WEST HOLLYWOOD—Alexander Tor McDonald, 31, of West Hollywood was sentenced on Friday, October 6. 2017 to 14 years in state prison for the stabbing of two people inside an apartment complex in April 2014. The Los Angeles District Attorney’s Office revealed that McDonald pleaded no contest on October 2 to two counts of attempted murder and admitted to a great bodily injury allegation.

On April 7, 2014, the suspect held three men at knifepoint inside an apartment on the 900 block of Palm Avenue, where sheriff’s deputies responded to an assault with a deadly weapon call involving a man with a knife around 9:30 p.m. It was there that deputies were informed that there were two men living in the residence to which they were responding, in addition to being told that the suspect was a thin white male wearing a black shirt. An entry team was assembled with “less than lethal weapons” and the deputies moved into the complex. When sheriff’s arrived on the scene, one man ran out with a wound to his neck followed by a second victim, the prosecutor noted.

Deputies fired their weapons believing the second victim was the attacker, injuring the man that was bleeding and fatally shooting, John Winkler, 30 a TV production assistant who recently moved to Southern California from Seattle.
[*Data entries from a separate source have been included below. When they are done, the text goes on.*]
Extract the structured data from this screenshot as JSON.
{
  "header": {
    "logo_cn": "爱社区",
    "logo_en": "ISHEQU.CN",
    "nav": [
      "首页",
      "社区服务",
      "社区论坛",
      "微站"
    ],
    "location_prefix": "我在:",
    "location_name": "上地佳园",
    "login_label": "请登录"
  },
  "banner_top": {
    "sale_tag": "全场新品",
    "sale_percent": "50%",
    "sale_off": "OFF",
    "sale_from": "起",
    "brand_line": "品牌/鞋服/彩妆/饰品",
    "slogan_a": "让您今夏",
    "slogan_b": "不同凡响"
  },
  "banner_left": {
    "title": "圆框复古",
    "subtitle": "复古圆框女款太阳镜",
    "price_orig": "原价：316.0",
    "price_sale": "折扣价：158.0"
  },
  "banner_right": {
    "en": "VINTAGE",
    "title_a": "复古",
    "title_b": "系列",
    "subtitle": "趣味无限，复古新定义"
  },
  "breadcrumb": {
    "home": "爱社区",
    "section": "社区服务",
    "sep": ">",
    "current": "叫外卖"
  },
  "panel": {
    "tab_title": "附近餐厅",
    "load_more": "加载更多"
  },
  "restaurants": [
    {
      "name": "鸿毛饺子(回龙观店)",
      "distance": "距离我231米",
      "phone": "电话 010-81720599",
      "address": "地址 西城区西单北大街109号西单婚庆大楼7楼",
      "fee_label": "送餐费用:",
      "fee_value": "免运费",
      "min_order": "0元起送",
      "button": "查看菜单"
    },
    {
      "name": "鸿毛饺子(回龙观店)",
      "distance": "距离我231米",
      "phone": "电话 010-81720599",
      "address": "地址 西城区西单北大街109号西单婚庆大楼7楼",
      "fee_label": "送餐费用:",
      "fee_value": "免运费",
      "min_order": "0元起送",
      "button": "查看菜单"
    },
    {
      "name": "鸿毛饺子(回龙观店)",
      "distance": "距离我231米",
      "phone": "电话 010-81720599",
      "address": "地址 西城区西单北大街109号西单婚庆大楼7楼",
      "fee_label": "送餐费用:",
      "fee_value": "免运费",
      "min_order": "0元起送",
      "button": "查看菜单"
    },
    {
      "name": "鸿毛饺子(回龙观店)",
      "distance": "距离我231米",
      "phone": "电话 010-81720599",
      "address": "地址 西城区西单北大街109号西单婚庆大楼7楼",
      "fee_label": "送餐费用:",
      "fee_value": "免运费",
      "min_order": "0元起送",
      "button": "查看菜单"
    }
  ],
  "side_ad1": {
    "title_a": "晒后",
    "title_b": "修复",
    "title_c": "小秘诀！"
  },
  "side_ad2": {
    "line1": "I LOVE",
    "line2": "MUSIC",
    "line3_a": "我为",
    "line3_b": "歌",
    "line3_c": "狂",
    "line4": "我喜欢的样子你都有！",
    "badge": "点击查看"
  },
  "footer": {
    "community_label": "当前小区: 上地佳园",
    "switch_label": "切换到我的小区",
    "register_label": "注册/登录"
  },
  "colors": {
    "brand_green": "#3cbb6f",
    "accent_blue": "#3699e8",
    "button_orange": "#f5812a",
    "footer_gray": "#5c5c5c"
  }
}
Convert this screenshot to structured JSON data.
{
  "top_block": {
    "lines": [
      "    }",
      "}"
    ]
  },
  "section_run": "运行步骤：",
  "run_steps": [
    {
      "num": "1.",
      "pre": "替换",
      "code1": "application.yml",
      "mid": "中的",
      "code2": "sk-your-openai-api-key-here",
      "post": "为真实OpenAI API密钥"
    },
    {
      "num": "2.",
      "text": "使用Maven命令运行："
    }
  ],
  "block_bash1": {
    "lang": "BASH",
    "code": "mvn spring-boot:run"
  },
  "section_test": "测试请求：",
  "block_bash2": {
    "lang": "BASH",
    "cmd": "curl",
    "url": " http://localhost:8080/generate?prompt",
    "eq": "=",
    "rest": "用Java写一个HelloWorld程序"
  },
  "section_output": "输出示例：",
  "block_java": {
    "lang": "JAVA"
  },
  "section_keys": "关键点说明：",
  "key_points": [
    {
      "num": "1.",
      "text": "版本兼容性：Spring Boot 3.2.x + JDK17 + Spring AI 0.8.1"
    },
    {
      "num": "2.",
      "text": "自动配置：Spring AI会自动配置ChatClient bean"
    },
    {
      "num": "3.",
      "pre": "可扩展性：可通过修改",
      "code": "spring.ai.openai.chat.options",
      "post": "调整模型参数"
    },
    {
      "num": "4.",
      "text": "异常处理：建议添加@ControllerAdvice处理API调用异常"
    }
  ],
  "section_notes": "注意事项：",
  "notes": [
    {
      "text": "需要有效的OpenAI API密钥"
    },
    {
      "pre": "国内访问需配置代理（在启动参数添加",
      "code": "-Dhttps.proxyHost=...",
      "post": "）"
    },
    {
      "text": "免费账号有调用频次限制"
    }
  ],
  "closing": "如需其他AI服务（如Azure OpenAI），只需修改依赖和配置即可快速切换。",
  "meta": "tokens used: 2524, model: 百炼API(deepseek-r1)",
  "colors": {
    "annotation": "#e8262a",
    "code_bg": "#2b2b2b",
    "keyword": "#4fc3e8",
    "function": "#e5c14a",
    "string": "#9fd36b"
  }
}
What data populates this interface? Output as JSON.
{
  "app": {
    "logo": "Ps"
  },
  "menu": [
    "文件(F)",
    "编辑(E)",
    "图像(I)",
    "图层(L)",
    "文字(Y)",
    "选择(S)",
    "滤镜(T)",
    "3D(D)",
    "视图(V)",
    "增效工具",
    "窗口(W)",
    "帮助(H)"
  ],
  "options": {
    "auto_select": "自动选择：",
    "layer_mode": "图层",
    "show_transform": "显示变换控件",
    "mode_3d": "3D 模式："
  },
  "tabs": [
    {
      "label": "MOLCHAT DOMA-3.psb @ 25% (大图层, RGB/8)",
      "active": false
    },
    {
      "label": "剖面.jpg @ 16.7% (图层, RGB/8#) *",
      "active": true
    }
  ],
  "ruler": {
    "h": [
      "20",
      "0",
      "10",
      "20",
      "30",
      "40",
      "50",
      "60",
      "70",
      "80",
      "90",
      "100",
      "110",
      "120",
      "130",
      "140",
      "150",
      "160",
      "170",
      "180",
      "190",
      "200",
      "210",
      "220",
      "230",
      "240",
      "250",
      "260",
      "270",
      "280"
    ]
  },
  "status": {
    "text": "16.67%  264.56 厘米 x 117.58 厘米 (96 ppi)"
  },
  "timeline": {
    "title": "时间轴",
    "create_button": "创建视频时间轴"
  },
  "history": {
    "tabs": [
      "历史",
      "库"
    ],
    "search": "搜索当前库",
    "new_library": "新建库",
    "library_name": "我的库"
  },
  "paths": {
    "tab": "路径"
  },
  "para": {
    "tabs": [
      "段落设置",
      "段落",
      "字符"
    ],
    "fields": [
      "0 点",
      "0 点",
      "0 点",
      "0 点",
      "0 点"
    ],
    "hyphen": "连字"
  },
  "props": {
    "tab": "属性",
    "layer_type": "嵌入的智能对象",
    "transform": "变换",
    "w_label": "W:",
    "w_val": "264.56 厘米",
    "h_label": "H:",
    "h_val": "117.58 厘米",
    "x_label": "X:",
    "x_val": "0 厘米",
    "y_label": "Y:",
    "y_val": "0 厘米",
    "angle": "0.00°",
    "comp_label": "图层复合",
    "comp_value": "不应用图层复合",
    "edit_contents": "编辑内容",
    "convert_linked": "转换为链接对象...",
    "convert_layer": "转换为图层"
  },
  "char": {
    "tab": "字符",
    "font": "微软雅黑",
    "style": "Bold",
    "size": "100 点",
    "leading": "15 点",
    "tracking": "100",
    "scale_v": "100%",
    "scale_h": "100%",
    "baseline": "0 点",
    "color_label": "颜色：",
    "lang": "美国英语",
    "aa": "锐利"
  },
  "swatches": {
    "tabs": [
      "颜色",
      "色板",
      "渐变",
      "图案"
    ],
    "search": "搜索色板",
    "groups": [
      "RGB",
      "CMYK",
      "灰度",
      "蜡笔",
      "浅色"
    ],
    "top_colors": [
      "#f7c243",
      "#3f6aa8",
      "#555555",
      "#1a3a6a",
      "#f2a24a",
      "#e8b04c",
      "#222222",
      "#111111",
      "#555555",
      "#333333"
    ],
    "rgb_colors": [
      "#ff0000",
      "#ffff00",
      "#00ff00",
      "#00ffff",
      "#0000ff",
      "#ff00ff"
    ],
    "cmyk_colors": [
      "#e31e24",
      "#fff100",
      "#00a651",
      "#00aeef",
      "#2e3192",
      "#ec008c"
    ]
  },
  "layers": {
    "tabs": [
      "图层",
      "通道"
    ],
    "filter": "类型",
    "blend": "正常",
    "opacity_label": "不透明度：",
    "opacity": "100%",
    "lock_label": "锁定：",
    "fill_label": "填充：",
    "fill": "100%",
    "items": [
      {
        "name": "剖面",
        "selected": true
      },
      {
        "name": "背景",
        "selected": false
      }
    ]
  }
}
He was struck once in the chest. Winkler was a temporary production assistant on the Comedy Central Show, “Tosh.0” Canyon News reached out to Comedy Central, who replied with a statement regarding the loss of the West Hollywood resident.

“Comedy Central and ‘Tosh.0’ extend their deepest condolences to the family of John Winkler,” the statement said. “We only had the privilege of working with him for a short while and extend heartfelt sympathy to his friends and family during this tragic time.”

A $5 million settlement was approved by the Los Angeles County Sheriff’s Department in August 2015. In a statement issued the night of Winkler’s death, authorities said, “The apartment door suddenly opened and a male victim came rushing out. He was covered in blood and bleeding profusely from the neck. Simultaneously, Winkler ran out of the door, lunging at the back of the fleeing victim. Both ran directly at the deputies.”

The unidentified “male victim” at the time turned out to be Liam Mulligan, a friend of Winkler’s and McDonald’s roommate. Officials said Winkler fit the general description of the suspect – a young white male wearing a black shirt – and when he fled the apartment alongside Mulligan, deputies believed Winkler to be the assailant. Winkler later died at a local hospital from injuries he sustained. Mulligan was stabbed in the neck by McDonald and then shot in the leg by deputies during the escape. He has also filed a claim for a $25 million payment.

Despite the settlement agreed upon in Winkler’s death, his mother, Lisa Ostegren, was not convinced on the story the deputies gave regarding her son.

“To even the most jaded bystander, it is clear that the Sheriff’s deputy who mistakenly shot and killed my son was either horribly trained, or simply ignored the established procedures,” Ostegren said in a statement released in August 2015, after the settlement was approved. “I won’t allow them to sweep this under the rug by writing a check; they have to stand and deliver.”

According to Sim Osborn, the family attorney, Winkler’s family made sure the settlement required a plan to be developed that outlines the training and procedures by the Sheriff’s department in similar hostage situations. The goal moving forward is to ensure this type of mistake doesn’t happen again.

“It is a tragedy when any parent loses a child, but learning that John was killed by those sworn to protect him is almost too much to comprehend,” said Ostegren in the statement. “There hasn’t been a single day in which John’s death doesn’t bring me to tears, and I can’t image a day in which I will stop grieving over him.”

McDonald trial had been delayed several times of the course of the case. The case was investigated by the Los Angeles County Sheriff’s Department, West Hollywood Station.